All of the aforementioned modeling methodologies have their advantages as mentioned. However, some models are based on a limited amount of input data [27], [64], [65], are only capable of modeling the influence of a limited amount of stress conditions [36], [44], [66], [67], [68]. Some lifetime models are based around specific operating conditions [69], [70], [71].

Therefore, considering all above-mentioned observations, the goal of this work was to develop an empirical model based on a large aging test matrix, with many different stress factors being considered: Temperature, storage State-of-Charge (SoC) level and storage time for calendar aging. The stress factors for cycling aging are Depth-of-Discharge (DOD), Middle-SoC (Mid-SoC), cycle number and operating temperature. These results were used as input data of the empirical lifetime model developed in this work.

The novelty presented here is the huge database of aging test results gathered over the course of 2.5 years using large format cells used in the automotive industry. The separation of the models presented for cycling and calendaring aging is unique when applied to NMC-cells. Also, the dynamic nature of the developed model, as it is able to accurately predict the evolution of the capacity fade in function of a wide range of impact factors.

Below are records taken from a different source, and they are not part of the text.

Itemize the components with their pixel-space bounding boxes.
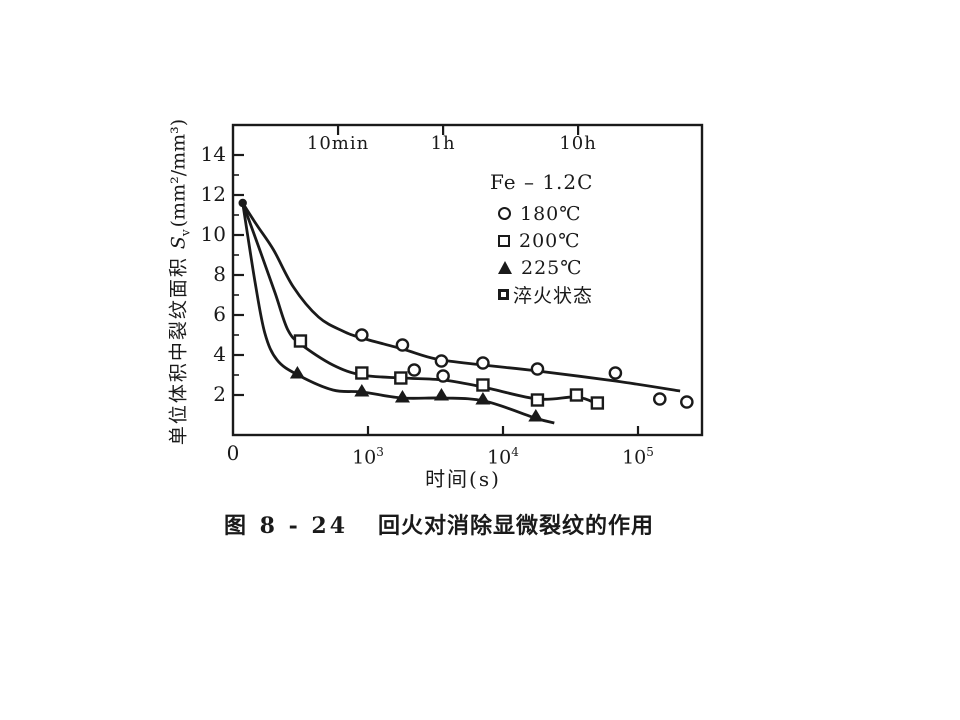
legend-label: 225℃: [521, 256, 583, 279]
data-point-open-circle: [476, 356, 490, 370]
x-tick-label: 105: [622, 445, 654, 469]
x-origin-label: 0: [226, 441, 240, 465]
y-tick-label: 14: [200, 142, 226, 166]
data-point-filled-triangle: [354, 384, 370, 397]
data-point-open-square: [293, 334, 308, 348]
y-axis-units: (mm²/mm³): [167, 118, 190, 228]
top-axis-label: 10min: [306, 133, 370, 154]
data-point-filled-triangle: [528, 409, 544, 422]
data-point-open-square: [569, 388, 584, 402]
legend: Fe – 1.2C 180℃ 200℃ 225℃ 淬火状态: [468, 170, 593, 308]
y-tick-label: 12: [200, 182, 226, 206]
data-point-open-square: [355, 366, 369, 380]
filled-triangle-marker-icon: [498, 261, 512, 274]
y-axis-title-text: 单位体积中裂纹面积: [167, 256, 190, 446]
data-point-open-square: [394, 371, 408, 385]
x-tick-exponent: 4: [511, 445, 519, 459]
legend-item-180c: 180℃: [498, 200, 593, 227]
x-tick-label: 104: [487, 445, 519, 469]
data-point-open-circle: [608, 366, 623, 380]
legend-label: 180℃: [520, 202, 582, 225]
legend-item-200c: 200℃: [498, 227, 593, 254]
data-point-open-circle: [652, 392, 667, 406]
legend-item-225c: 225℃: [498, 254, 593, 281]
data-point-open-circle: [436, 369, 450, 383]
data-point-open-square: [590, 396, 605, 410]
data-point-open-square: [530, 393, 545, 407]
plot-border: [231, 123, 704, 437]
y-axis-title: 单位体积中裂纹面积Sv(mm²/mm³): [164, 119, 193, 445]
y-tick-label: 2: [213, 382, 226, 406]
y-tick-label: 4: [213, 342, 226, 366]
data-point-filled-triangle: [433, 388, 449, 401]
data-point-open-circle: [407, 363, 422, 377]
x-tick-exponent: 5: [646, 445, 654, 459]
y-tick-label: 8: [213, 262, 226, 286]
bold-square-marker-icon: [498, 289, 509, 300]
x-tick-exponent: 3: [376, 445, 384, 459]
data-point-open-circle: [434, 354, 449, 368]
data-point-filled-triangle: [475, 392, 491, 405]
figure-title: 回火对消除显微裂纹的作用: [378, 513, 655, 539]
figure-caption: 图 8 - 24 回火对消除显微裂纹的作用: [224, 508, 654, 540]
data-point-open-circle: [395, 338, 410, 352]
data-point-quenched: [238, 198, 247, 208]
legend-title: Fe – 1.2C: [490, 170, 594, 194]
top-axis-label: 1h: [430, 133, 456, 154]
legend-label: 淬火状态: [513, 285, 594, 307]
y-tick-label: 10: [200, 222, 226, 246]
data-point-open-circle: [355, 328, 369, 342]
data-point-filled-triangle: [394, 390, 410, 403]
legend-label: 200℃: [519, 229, 581, 252]
data-point-open-circle: [530, 362, 545, 376]
data-point-open-square: [476, 378, 490, 392]
open-circle-marker-icon: [498, 207, 511, 220]
open-square-marker-icon: [498, 234, 510, 247]
data-point-filled-triangle: [289, 366, 305, 379]
x-tick-label: 103: [352, 445, 384, 469]
y-axis-symbol: S: [167, 236, 190, 250]
y-tick-label: 6: [213, 302, 226, 326]
data-point-open-circle: [680, 395, 694, 409]
top-axis-label: 10h: [559, 133, 597, 154]
legend-item-quenched: 淬火状态: [498, 281, 593, 308]
x-axis-title: 时间(s): [425, 467, 501, 491]
figure-number: 图 8 - 24: [224, 513, 349, 539]
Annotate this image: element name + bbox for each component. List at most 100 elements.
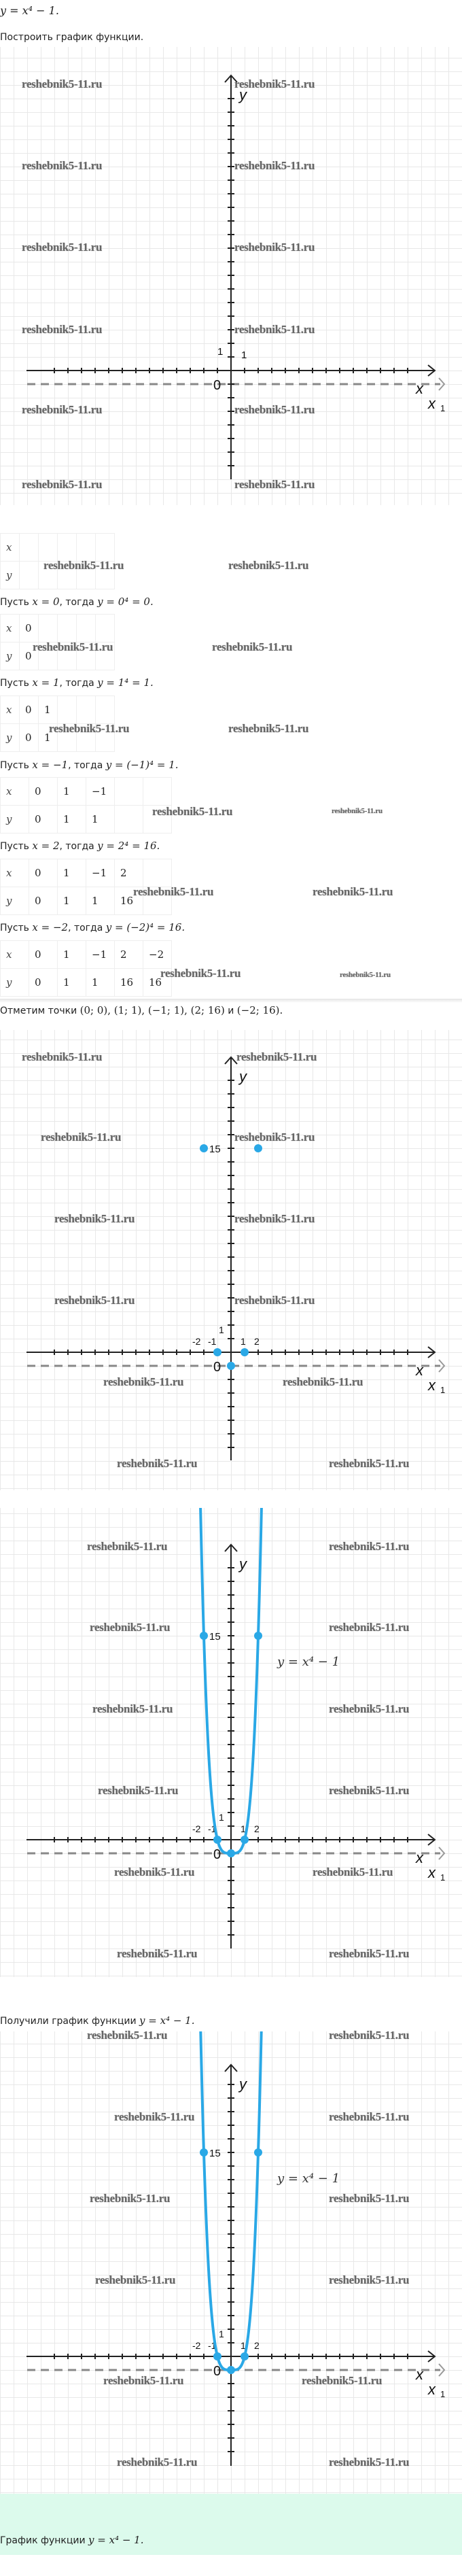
table-cell xyxy=(57,533,77,562)
table-cell xyxy=(76,561,96,589)
x-axis-arrow-icon xyxy=(427,1834,436,1846)
task-text: Построить график функции. xyxy=(0,32,144,43)
table-cell: 2 xyxy=(114,940,143,969)
table-row-x: x xyxy=(0,533,115,562)
step-text: Пусть x = 0, тогда y = 0⁴ = 0. xyxy=(0,595,154,609)
answer-box: График функции y = x⁴ − 1. xyxy=(0,2494,462,2555)
table-cell: 16 xyxy=(143,968,172,997)
row-label: x xyxy=(0,859,29,887)
watermark: reshebnik5-11.ru xyxy=(228,722,309,735)
data-point xyxy=(254,2148,262,2157)
table-cell: 0 xyxy=(29,968,58,997)
y-unit-label: 1 xyxy=(219,1324,224,1335)
x-axis-label: x xyxy=(415,2366,424,2383)
table-cell xyxy=(38,642,58,670)
table-cell xyxy=(76,614,96,642)
watermark: reshebnik5-11.ru xyxy=(212,640,293,653)
step-prefix: Пусть xyxy=(0,760,33,771)
row-label: y xyxy=(0,723,20,752)
step-text: Пусть x = −1, тогда y = (−1)⁴ = 1. xyxy=(0,758,179,772)
values-table: x 0 1 −1 2 y 0 1 1 16 xyxy=(0,859,172,915)
function-graph: y x x 1 0 1 -2 -1 1 2 15 y = x⁴ − 1 reshebnik5-11.ru… xyxy=(0,2029,462,2494)
x1-axis-subscript: 1 xyxy=(440,1385,445,1395)
y-axis-arrow-icon xyxy=(224,1056,238,1065)
table-cell xyxy=(95,695,115,724)
table-cell xyxy=(143,887,172,915)
data-point xyxy=(241,1348,249,1356)
step-mid: , тогда xyxy=(59,841,98,852)
shifted-axis-arrow-icon xyxy=(438,2363,446,2377)
origin-label: 0 xyxy=(213,1360,221,1375)
table-cell: 1 xyxy=(38,723,58,752)
table-cell: 0 xyxy=(19,614,39,642)
table-cell xyxy=(143,859,172,887)
table-cell xyxy=(95,614,115,642)
x1-axis-subscript: 1 xyxy=(440,403,445,413)
y-unit-label: 1 xyxy=(219,2329,224,2339)
table-cell xyxy=(38,533,58,562)
table-cell: −1 xyxy=(86,940,115,969)
mark-points-text: Отметим точки (0; 0), (1; 1), (−1; 1), (… xyxy=(0,1003,283,1018)
graph-canvas: yxx 101-2 -1 1 215 xyxy=(0,1030,462,1490)
table-cell xyxy=(57,642,77,670)
row-label: y xyxy=(0,642,20,670)
step-mid: , тогда xyxy=(59,597,98,608)
result-prefix: Получили график функции xyxy=(0,2016,140,2027)
table-cell xyxy=(76,533,96,562)
table-cell: 1 xyxy=(57,968,86,997)
table-cell xyxy=(114,805,143,834)
tick-label-1: 1 xyxy=(241,1823,246,1834)
table-row-y: y xyxy=(0,561,115,589)
table-cell xyxy=(57,561,77,589)
table-cell: 0 xyxy=(19,723,39,752)
tick-label-minus-1: -1 xyxy=(208,1336,217,1347)
graph-canvas: yxx 101 1 xyxy=(0,47,462,505)
tick-label-1: 1 xyxy=(241,1336,246,1347)
table-cell: 1 xyxy=(57,887,86,915)
shifted-axis-arrow-icon xyxy=(438,1359,446,1373)
x-axis-arrow-icon xyxy=(427,1346,436,1358)
table-cell: 1 xyxy=(86,968,115,997)
x1-axis-subscript: 1 xyxy=(440,2389,445,2399)
row-label: x xyxy=(0,777,29,806)
x1-axis-label: x xyxy=(427,1864,436,1881)
step-math: x = 0 xyxy=(32,596,60,608)
table-cell: 0 xyxy=(29,940,58,969)
table-cell xyxy=(95,642,115,670)
function-graph: y x x 1 0 1 1 reshebnik5-11.ru reshebnik5-11.ru r… xyxy=(0,47,462,505)
values-table: x 0 1 −1 2 −2 y 0 1 1 16 16 xyxy=(0,940,172,997)
y-axis-label: y xyxy=(238,86,248,103)
row-label: x xyxy=(0,533,20,562)
y-axis-label: y xyxy=(238,1556,248,1573)
watermark: reshebnik5-11.ru xyxy=(313,885,393,898)
data-point xyxy=(254,1144,262,1152)
table-cell: 16 xyxy=(114,887,143,915)
table-cell: −1 xyxy=(86,859,115,887)
values-table: x 0 1 −1 y 0 1 1 xyxy=(0,777,172,834)
table-row-x: x 0 1 −1 xyxy=(0,777,172,806)
tick-label-minus-2: -2 xyxy=(192,1823,201,1834)
answer-text: График функции y = x⁴ − 1. xyxy=(0,2533,144,2547)
tick-label-2: 2 xyxy=(254,1823,260,1834)
x-axis-arrow-icon xyxy=(427,364,436,377)
step-math: x = 2 xyxy=(32,840,60,852)
data-point xyxy=(227,2366,235,2374)
watermark: reshebnik5-11.ru xyxy=(160,967,241,980)
x-axis-arrow-icon xyxy=(427,2350,436,2363)
section-divider xyxy=(0,999,462,1003)
data-point xyxy=(200,1632,208,1640)
table-row-y: y 0 1 1 16 16 xyxy=(0,968,172,997)
conjunction: и xyxy=(224,1006,237,1016)
tick-label-minus-2: -2 xyxy=(192,2340,201,2351)
data-point xyxy=(227,1849,235,1857)
tick-label-15: 15 xyxy=(209,1631,221,1643)
table-cell: 1 xyxy=(57,805,86,834)
data-point xyxy=(241,1836,249,1844)
y-axis-label: y xyxy=(238,2076,248,2093)
table-cell xyxy=(38,614,58,642)
table-cell xyxy=(19,561,39,589)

Lastly, two highly dynamic WLTC load profiles were chosen as validation profiles together with more traditional constant and simple dynamic load profiles.

The paper is structured as follows: Section 2 presents the aging test matrix and introduces the NMC cell. Section 3 explains the experimental setup with the aging tests results. Section 4 describes the lifetime model and used methodology. Section 5 discusses the validation of the model with the dynamic-validation profiles. Finally, conclusions are given in Section 6 followed by the future work. Fig. 1 shows the schematic overview of this paper.